Let \(B_{10}\) be the set of all length-10 binary strings. So for example, (1, 0, 0, 1, 0, 1, 1, 1, 0, 1) is an element of the set \(B_{10}\). Now, consider that we randomly draw two strings from the set \(B_{10}\) with replacement:

\[ \begin{aligned} \mathbf{a} &= (a_1,\,a_2,\,a_3,\,...,\,a_{10})\in B_{10}\\ \mathbf{b} &= (b_1,\,b_2,\,b_3,\,...,\,b_{10})\in B_{10}. \end{aligned} \]
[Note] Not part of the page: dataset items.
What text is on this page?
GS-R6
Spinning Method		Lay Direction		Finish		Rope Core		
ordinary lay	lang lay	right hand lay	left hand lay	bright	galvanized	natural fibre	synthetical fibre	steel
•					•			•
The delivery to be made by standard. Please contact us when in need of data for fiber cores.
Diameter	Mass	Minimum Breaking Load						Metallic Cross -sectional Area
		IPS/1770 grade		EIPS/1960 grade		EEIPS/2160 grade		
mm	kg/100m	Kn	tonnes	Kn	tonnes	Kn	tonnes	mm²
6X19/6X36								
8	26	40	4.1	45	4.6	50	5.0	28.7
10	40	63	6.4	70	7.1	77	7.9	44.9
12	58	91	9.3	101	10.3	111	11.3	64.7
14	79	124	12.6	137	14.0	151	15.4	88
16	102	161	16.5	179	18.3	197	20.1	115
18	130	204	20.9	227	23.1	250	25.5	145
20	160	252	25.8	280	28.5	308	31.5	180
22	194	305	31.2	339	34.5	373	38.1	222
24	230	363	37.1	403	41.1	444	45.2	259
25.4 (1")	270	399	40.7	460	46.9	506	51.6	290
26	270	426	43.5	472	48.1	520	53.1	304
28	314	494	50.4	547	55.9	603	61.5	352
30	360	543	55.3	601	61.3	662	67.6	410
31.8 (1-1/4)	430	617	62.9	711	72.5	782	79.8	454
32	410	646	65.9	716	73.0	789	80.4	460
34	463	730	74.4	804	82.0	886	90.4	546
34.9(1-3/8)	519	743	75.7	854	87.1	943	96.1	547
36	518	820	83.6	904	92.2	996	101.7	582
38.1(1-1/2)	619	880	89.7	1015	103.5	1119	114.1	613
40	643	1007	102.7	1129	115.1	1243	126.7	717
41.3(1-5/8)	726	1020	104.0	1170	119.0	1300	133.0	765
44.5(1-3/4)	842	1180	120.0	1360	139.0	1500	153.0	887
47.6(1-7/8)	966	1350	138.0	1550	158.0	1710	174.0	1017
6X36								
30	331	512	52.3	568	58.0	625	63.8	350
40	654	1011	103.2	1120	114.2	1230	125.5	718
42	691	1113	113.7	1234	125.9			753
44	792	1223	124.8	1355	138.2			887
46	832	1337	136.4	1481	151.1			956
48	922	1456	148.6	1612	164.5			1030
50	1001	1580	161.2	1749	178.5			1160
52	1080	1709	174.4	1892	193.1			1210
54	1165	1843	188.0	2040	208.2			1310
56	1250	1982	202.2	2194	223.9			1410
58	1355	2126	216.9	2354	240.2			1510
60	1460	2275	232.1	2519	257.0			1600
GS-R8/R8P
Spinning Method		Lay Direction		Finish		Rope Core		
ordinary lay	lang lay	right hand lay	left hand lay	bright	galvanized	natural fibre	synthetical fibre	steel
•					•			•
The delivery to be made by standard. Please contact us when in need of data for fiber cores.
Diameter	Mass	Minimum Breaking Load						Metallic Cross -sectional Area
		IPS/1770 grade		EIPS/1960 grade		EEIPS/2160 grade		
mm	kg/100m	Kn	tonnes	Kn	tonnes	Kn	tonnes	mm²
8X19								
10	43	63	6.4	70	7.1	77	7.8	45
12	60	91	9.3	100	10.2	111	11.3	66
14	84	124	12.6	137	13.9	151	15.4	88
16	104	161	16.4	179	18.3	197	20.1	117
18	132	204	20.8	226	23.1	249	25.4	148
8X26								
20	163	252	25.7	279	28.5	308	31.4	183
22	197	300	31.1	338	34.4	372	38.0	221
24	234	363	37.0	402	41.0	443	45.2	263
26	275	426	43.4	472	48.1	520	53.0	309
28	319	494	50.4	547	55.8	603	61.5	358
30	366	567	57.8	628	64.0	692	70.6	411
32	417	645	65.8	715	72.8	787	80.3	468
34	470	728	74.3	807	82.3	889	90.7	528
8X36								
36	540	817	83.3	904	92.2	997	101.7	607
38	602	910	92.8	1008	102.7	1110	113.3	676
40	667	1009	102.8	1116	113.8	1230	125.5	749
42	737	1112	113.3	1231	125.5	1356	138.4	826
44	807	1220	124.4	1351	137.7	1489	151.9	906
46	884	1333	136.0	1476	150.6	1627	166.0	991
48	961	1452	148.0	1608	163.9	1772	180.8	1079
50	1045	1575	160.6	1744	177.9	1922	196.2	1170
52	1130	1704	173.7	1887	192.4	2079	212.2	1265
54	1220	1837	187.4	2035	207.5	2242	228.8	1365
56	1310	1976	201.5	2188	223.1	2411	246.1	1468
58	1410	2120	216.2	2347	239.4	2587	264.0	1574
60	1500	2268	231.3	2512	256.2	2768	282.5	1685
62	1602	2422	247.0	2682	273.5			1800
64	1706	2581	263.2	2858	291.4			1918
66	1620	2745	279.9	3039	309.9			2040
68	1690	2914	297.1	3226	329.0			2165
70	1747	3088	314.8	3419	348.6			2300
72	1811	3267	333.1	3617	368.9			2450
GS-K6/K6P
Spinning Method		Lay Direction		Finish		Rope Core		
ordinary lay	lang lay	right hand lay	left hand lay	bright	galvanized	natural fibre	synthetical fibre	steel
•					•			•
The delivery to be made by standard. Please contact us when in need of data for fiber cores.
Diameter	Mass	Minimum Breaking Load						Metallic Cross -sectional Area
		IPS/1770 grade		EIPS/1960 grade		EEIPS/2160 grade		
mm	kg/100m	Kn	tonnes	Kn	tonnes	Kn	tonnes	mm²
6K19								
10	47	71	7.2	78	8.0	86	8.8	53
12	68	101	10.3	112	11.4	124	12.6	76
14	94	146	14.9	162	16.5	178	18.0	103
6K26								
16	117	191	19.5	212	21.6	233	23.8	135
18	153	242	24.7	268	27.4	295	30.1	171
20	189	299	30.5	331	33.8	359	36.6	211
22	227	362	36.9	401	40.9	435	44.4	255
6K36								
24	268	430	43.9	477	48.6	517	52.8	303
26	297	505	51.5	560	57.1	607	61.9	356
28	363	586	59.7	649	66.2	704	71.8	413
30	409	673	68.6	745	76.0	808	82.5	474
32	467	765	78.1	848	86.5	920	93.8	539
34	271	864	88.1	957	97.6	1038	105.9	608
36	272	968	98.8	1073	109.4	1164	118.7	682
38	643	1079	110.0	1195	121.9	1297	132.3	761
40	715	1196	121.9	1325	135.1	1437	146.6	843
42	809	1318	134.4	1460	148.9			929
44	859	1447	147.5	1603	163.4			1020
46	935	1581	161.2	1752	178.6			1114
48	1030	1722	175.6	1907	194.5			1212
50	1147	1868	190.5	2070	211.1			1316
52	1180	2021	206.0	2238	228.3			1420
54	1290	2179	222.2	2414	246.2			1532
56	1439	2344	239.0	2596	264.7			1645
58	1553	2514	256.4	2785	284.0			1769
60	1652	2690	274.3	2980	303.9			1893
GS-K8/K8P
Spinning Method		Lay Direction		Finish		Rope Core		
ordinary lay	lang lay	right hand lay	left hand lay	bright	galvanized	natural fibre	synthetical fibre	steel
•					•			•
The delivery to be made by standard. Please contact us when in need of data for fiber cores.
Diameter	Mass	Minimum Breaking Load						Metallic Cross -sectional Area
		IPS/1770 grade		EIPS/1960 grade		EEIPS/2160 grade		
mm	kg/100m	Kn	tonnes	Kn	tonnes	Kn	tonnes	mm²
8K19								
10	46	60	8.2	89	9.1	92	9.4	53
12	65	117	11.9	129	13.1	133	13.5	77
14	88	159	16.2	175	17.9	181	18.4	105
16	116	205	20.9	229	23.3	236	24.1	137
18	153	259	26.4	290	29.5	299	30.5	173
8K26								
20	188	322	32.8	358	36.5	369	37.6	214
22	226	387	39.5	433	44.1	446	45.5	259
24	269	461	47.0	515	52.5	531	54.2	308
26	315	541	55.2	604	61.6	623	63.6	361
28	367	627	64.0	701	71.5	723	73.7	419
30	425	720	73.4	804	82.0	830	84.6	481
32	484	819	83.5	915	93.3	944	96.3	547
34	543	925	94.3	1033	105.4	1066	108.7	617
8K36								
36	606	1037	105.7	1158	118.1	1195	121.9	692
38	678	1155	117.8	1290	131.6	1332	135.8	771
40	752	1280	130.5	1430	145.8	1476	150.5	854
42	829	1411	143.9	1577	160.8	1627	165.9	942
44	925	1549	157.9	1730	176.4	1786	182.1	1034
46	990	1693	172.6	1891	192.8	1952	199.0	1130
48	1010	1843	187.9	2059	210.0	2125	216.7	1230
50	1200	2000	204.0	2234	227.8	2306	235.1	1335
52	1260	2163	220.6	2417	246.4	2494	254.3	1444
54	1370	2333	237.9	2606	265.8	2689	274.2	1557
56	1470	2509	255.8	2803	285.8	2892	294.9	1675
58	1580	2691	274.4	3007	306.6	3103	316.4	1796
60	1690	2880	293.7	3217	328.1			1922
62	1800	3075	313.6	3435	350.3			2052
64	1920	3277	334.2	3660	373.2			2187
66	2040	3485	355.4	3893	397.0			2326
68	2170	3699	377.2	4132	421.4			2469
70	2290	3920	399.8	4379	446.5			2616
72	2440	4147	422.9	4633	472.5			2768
If we multiply the entries and add

\[ X=a_1b_1+a_2b_2+\cdots +a_{10}b_{10}, \]

what is the probability that the sum \(X\) is equal to \(k\), for each \(k=0,\,1,\,2,\,3,\,...,\,10\)?

  1. Derive a generic formula for \(P(X=k)\) that is a function of \(k\), but then plug into your formula and produce an \(11\times 2\) table listing the actual decimal numbers for each \(k\);
  2. Write a lil’ program in R that simulates 10,000 random trials of this phenomenon. Tally up the number of times you get each value of \(k\), and compare the empirical proportions to the actual probabilities in part a. In a large enough number of trials, they should be close by the law of large numbers, which we will study in a month or two.